Zeitplan der Hilfe für Griechenland Athen steht vor der Zahlungsunfähigkeit

Griechenlands Koalition streitet über die Arbeitsmarktreform - und droht dabei in die Zahlungsunfähigkeit zu rutschen. Wenn sich das Bündnis von Premier Samaras nicht auf das neue Sparpaket einigt, wird wohl auch keine neue Hilfstranche überwiesen. Und lange reicht den Griechen das Geld nicht mehr.

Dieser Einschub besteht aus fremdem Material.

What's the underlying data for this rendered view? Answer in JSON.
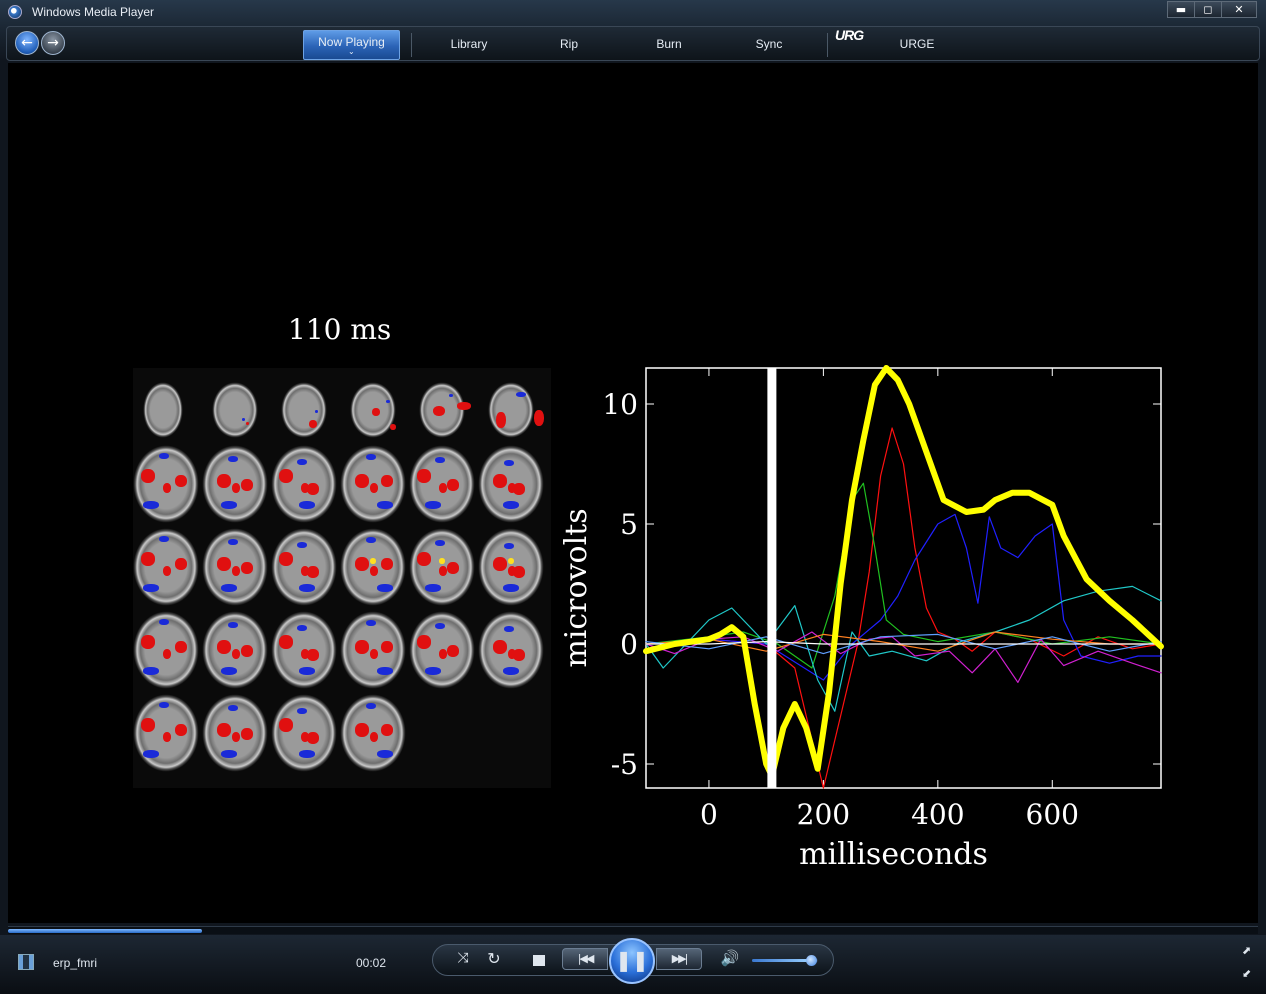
{
  "window": {
    "title": "Windows Media Player",
    "minimize_glyph": "▬",
    "maximize_glyph": "◻",
    "close_glyph": "✕"
  },
  "nav": {
    "back_glyph": "←",
    "forward_glyph": "→",
    "tabs": [
      "Now Playing",
      "Library",
      "Rip",
      "Burn",
      "Sync",
      "URGE"
    ],
    "now_playing_caret": "⌄",
    "urge_logo": "URG"
  },
  "video": {
    "time_label": "110 ms",
    "brain_slice_rows": [
      6,
      6,
      6,
      6,
      4
    ]
  },
  "chart_data": {
    "type": "line",
    "xlabel": "milliseconds",
    "ylabel": "microvolts",
    "xlim": [
      -110,
      790
    ],
    "ylim": [
      -6,
      11.5
    ],
    "xticks": [
      0,
      200,
      400,
      600
    ],
    "yticks": [
      -5,
      0,
      5,
      10
    ],
    "marker_x": 110,
    "series": [
      {
        "color": "#ffff00",
        "width": 6,
        "x": [
          -110,
          -60,
          0,
          20,
          40,
          60,
          80,
          100,
          110,
          130,
          150,
          170,
          190,
          210,
          230,
          250,
          270,
          290,
          310,
          330,
          350,
          380,
          410,
          450,
          480,
          500,
          530,
          560,
          600,
          620,
          660,
          700,
          740,
          790
        ],
        "y": [
          -0.3,
          0,
          0.2,
          0.4,
          0.7,
          0.3,
          -2.5,
          -5,
          -5.5,
          -3.5,
          -2.5,
          -3.5,
          -5.2,
          -2,
          2.5,
          6,
          8.5,
          10.8,
          11.5,
          11,
          10,
          8,
          6,
          5.5,
          5.6,
          6,
          6.3,
          6.3,
          5.8,
          4.5,
          2.7,
          1.8,
          1,
          -0.1
        ]
      },
      {
        "color": "#ff1010",
        "width": 1.2,
        "x": [
          -110,
          0,
          100,
          150,
          200,
          230,
          260,
          280,
          300,
          320,
          340,
          360,
          380,
          400,
          430,
          460,
          500,
          560,
          620,
          680,
          740,
          790
        ],
        "y": [
          0,
          0.2,
          0,
          -1,
          -6,
          -3,
          0,
          3,
          7,
          9,
          7.5,
          4,
          1.5,
          0.5,
          0.2,
          -0.3,
          0.5,
          0.2,
          -0.5,
          0.3,
          -0.2,
          0
        ]
      },
      {
        "color": "#2020ff",
        "width": 1.2,
        "x": [
          -110,
          0,
          100,
          200,
          250,
          300,
          330,
          360,
          400,
          430,
          450,
          470,
          490,
          510,
          540,
          570,
          600,
          620,
          650,
          700,
          750,
          790
        ],
        "y": [
          0,
          0.2,
          0,
          -1.5,
          0,
          1,
          2,
          3.5,
          5,
          5.4,
          4,
          1.7,
          5.3,
          4,
          3.6,
          4.5,
          5,
          1,
          -0.5,
          -0.8,
          -0.5,
          -0.5
        ]
      },
      {
        "color": "#20c020",
        "width": 1.2,
        "x": [
          -110,
          0,
          60,
          120,
          180,
          220,
          250,
          270,
          290,
          310,
          340,
          400,
          500,
          600,
          700,
          790
        ],
        "y": [
          0,
          0.3,
          0.5,
          0,
          -1,
          2,
          6,
          6.7,
          4,
          1,
          0.4,
          0.1,
          0.5,
          0,
          0.3,
          0
        ]
      },
      {
        "color": "#20c8c8",
        "width": 1.2,
        "x": [
          -110,
          -80,
          -40,
          0,
          40,
          100,
          150,
          190,
          220,
          250,
          280,
          320,
          380,
          440,
          500,
          560,
          620,
          680,
          740,
          790
        ],
        "y": [
          0,
          -1,
          0,
          1,
          1.5,
          0,
          1.6,
          -1.5,
          -2.8,
          0.5,
          -0.5,
          -0.3,
          -0.7,
          0.1,
          0.5,
          1,
          1.8,
          2.2,
          2.4,
          1.8
        ]
      },
      {
        "color": "#d020d0",
        "width": 1.2,
        "x": [
          -110,
          -60,
          0,
          60,
          120,
          180,
          230,
          280,
          320,
          360,
          420,
          460,
          500,
          540,
          580,
          620,
          680,
          740,
          790
        ],
        "y": [
          0,
          -0.4,
          0.2,
          0.3,
          -0.3,
          0.5,
          -0.4,
          0.2,
          0.3,
          -0.5,
          -0.3,
          -1.2,
          -0.2,
          -1.6,
          0.2,
          -0.9,
          -0.3,
          -0.8,
          -1.2
        ]
      },
      {
        "color": "#ff8020",
        "width": 1.2,
        "x": [
          -110,
          0,
          100,
          200,
          300,
          400,
          500,
          600,
          700,
          790
        ],
        "y": [
          0,
          0.2,
          -0.3,
          0.4,
          0.1,
          -0.3,
          0.5,
          0.2,
          0,
          0
        ]
      },
      {
        "color": "#60a0ff",
        "width": 1.2,
        "x": [
          -110,
          0,
          100,
          200,
          300,
          400,
          500,
          600,
          700,
          790
        ],
        "y": [
          0.1,
          -0.2,
          0.3,
          -0.4,
          0.3,
          0.4,
          -0.2,
          0.3,
          -0.3,
          0.1
        ]
      },
      {
        "color": "#ffffff",
        "width": 1.2,
        "x": [
          -110,
          0,
          100,
          200,
          300,
          400,
          500,
          600,
          700,
          790
        ],
        "y": [
          0,
          0,
          0.1,
          0,
          0,
          0,
          0,
          0,
          0,
          0
        ]
      }
    ]
  },
  "controls": {
    "media_title": "erp_fmri",
    "time_elapsed": "00:02",
    "seek_progress": 0.155,
    "volume_level": 0.9,
    "shuffle_glyph": "⤨",
    "repeat_glyph": "↻",
    "prev_glyph": "|◀◀",
    "play_pause_glyph": "❚❚",
    "next_glyph": "▶▶|",
    "mute_glyph": "🔊",
    "fullscreen_glyph": "⬈",
    "switch_mode_glyph": "⬋"
  }
}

Von Cerstin Gammelin, Brüssel

Der griechische Premierminister Samaras traf sich am Wochenende mit den wichtigsten Ministern, um weiterzuverhandeln.

(Foto: REUTERS)

Der Beschluss zur Auszahlung der nächsten Kredittranche von 31,5 Milliarden Euro für Griechenland könnte sich weiter verzögern. Die Koalition des konservativen Premiers Antonis Samaras konnte sich bis Sonntagabend weiterhin nicht auf die geforderten Reformen des Arbeitsmarktes einigen. Nur der "größte Teil" sei beschlossen, hieß es im Finanzministerium in Athen.

Damit ist das Spar- und Reformpaket in Höhe von 13,5 Milliarden Euro, das als Voraussetzung für die Auszahlung der Tranche gilt, weiter unvollständig. Ohne finanzielle Hilfe droht Athen Mitte November die Zahlungsunfähigkeit.

Vertreter der Euro-Länder ließen am Sonntag offen, ob eine für kommenden Mittwoch geplante Telefonkonferenz der Finanzminister trotz der streitenden Koalition in Athen stattfinden wird. Ursprünglich hatten die Finanzminister geplant, an diesem Tag über den Fortgang der Reformen in Griechenland sowie über Möglichkeiten für zusätzliche, kurzfristige Finanzhilfen zu beraten.

Zwar liegt der Bericht der Troika - das sind die Experten der Kreditgeber von Internationalem Währungsfonds, Europäischer Kommission und Europäischer Zentralbank - über die konkrete Lage weiterhin nicht vor. Es zeichnet sich jedoch ab, dass die Kreditgeber Griechenland mehr Zeit geben wollen, um wieder auf die Beine zu kommen.

Unterhändlern zufolge sind bis zu 18 Milliarden Euro zusätzlich nötig, um diesen Zeitaufschub zu finanzieren. Die Kreditgeber sind sich noch nicht einig, woher das Geld kommen soll. Im Gespräch sind neue Kredite, längere Laufzeiten der bisherigen Kredite und niedrigere Zinsen.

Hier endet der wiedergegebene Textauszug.